Yes, but I think it’s more helpful to think of this as a “tensor” chain
rule, rather than a chain rule broken down into scalar pieces.

Thus:

dL / dw = sum_i { dL / dy_i * dy_i / dw },

where sum_i {... * ...} is a tensor contraction.

That is:

>>> import torch
>>> torch.__version__
'1.9.0'
>>>
>>> w = torch.tensor ([2.], requires_grad = True)  # "requires_grad = True" leaf tensor
>>> x = torch.tensor ([1., 2.])                    # "requires_grad = False" leaf tensor
>>> y = torch.mul (x, w)                           # non-leaf tensor (same as x * w)
>>> L = y.mean()                                   # root (non-leaf) final result
>>>
>>> y.retain_grad()                                # so we can examine y.grad
>>> L.retain_grad()                                # so we can examine L.grad
>>>
>>> w
tensor([2.], requires_grad=True)
>>> x
tensor([1., 2.])
>>> y
tensor([2., 4.], grad_fn=<MulBackward0>)
>>> L
tensor(3., grad_fn=<MeanBackward0>)
>>>
>>> L.backward (retain_graph = True)
>>>
>>> L.grad   # unit "seed" to start chain rule
tensor(1.)
>>> y.grad   # [dL / dy_0, dL / dy_1]
tensor([0.5000, 0.5000])
>>> x.grad   # None, because x is a leaf with requires_grad = False
>>> w.grad   # [dL / dw] = sum_i {dL / dy_i * dy_i / dw}
tensor([1.5000])

If I understand you correctly that “these factors” are things like dy_i / dw,
then, no, they’re are not stored in the graph, waiting for .backward() to
be called.

Instead, when y = x * w is called (in the “forward pass”), only the fact
that * (torch.mul()) was called is stored – by using a MulBackward0
object – together with any torch.mul()-specific context that mul()'s
companion backward() function will need to calculate dy_i / dw at
the time that the backward pass is run. To emphasize, dy_i / dw is
neither computed nor stored during the forward pass (but information
sufficient to compute it during the backward pass is stored).
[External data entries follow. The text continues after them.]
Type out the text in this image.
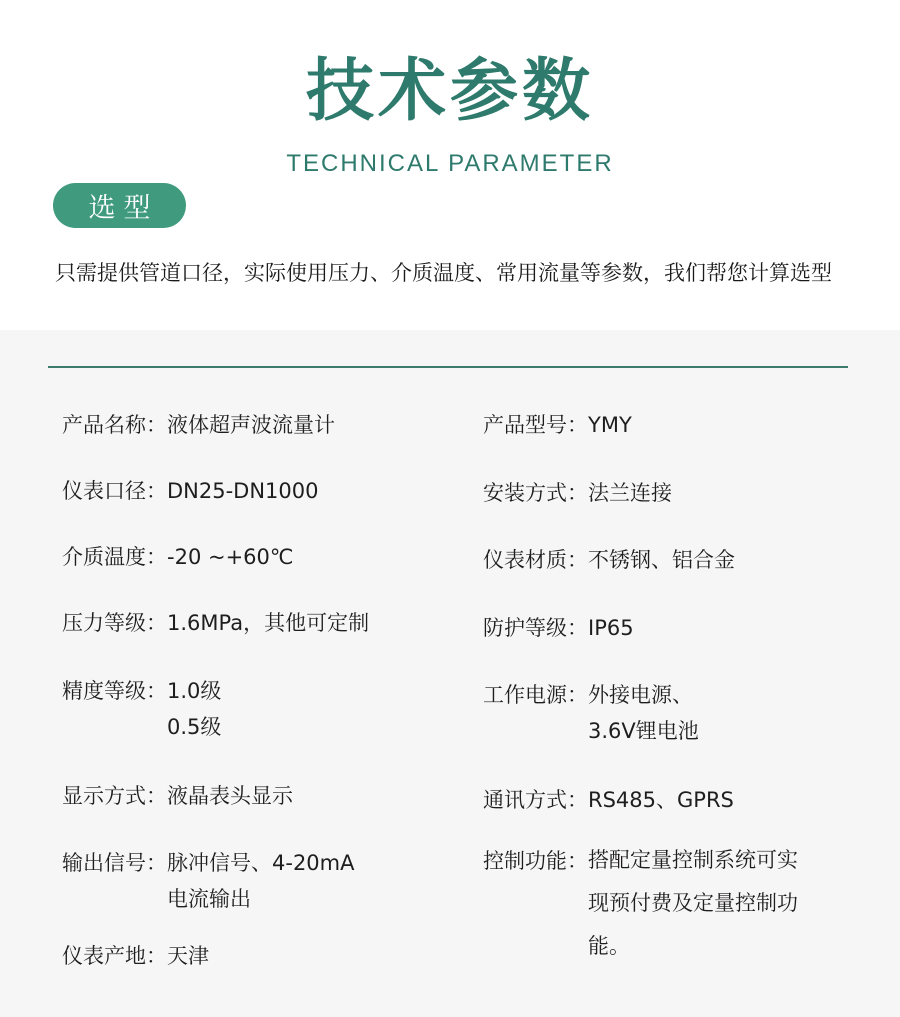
技术参数
TECHNICAL PARAMETER
选型
只需提供管道口径，实际使用压力、介质温度、常用流量等参数，我们帮您计算选型
产品名称： 液体超声波流量计
仪表口径： DN25-DN1000
介质温度： -20 ~+60℃
压力等级： 1.6MPa，其他可定制
精度等级： 1.0级
0.5级
显示方式： 液晶表头显示
输出信号： 脉冲信号、4-20mA
电流输出
仪表产地： 天津
产品型号： YMY
安装方式： 法兰连接
仪表材质： 不锈钢、铝合金
防护等级： IP65
工作电源： 外接电源、
3.6V锂电池
通讯方式： RS485、GPRS
控制功能： 搭配定量控制系统可实现预付费及定量控制功能。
I prefer to say that y = x * w creates a single arm, but that the arm in
question is a “tensor arm.” This is not purely semantic, in that autograd
stores a single “tensor arm” for this operations, rather than two separate
“scalar arms.”

Just to be clear, the graph only contains those computations that
lead back to a requires_grad = True leaf tensor. It doesn’t
waste time or storage on computations that lead back solely to
requires_grad = False leaf tensors.

If by this you mean that a lot of scalar computations are “linked to
the same variables” because those scalar computations are part
of the same tensor computation, the graph, in a sense, contains
all of those scalar computations, but in an efficient way, because
those scalar computations are packaged together as a single tensor
operation.

If by “symmetries” you mean that the several (in this example, two)
scalar operations are related to one another because they are part
of the same tensor operation, then, yes, autograd takes advantage
of this structure – and does so, as described above, by storing these
several scalar operations together as a single tensor operation.

I don’t know how to, but I think I’ve seen posts that talk about probing
the details of the graph. (I would have to imaging that the pytorch api
supports this, even if it isn’t well-documented or a part of what we
think of as the “public-facing” api, but, again, I don’t know how to do it.)

Best.

K. Frank

miturian · September 13, 2021, 6:48am

Thank you, you have done a heroic job of answering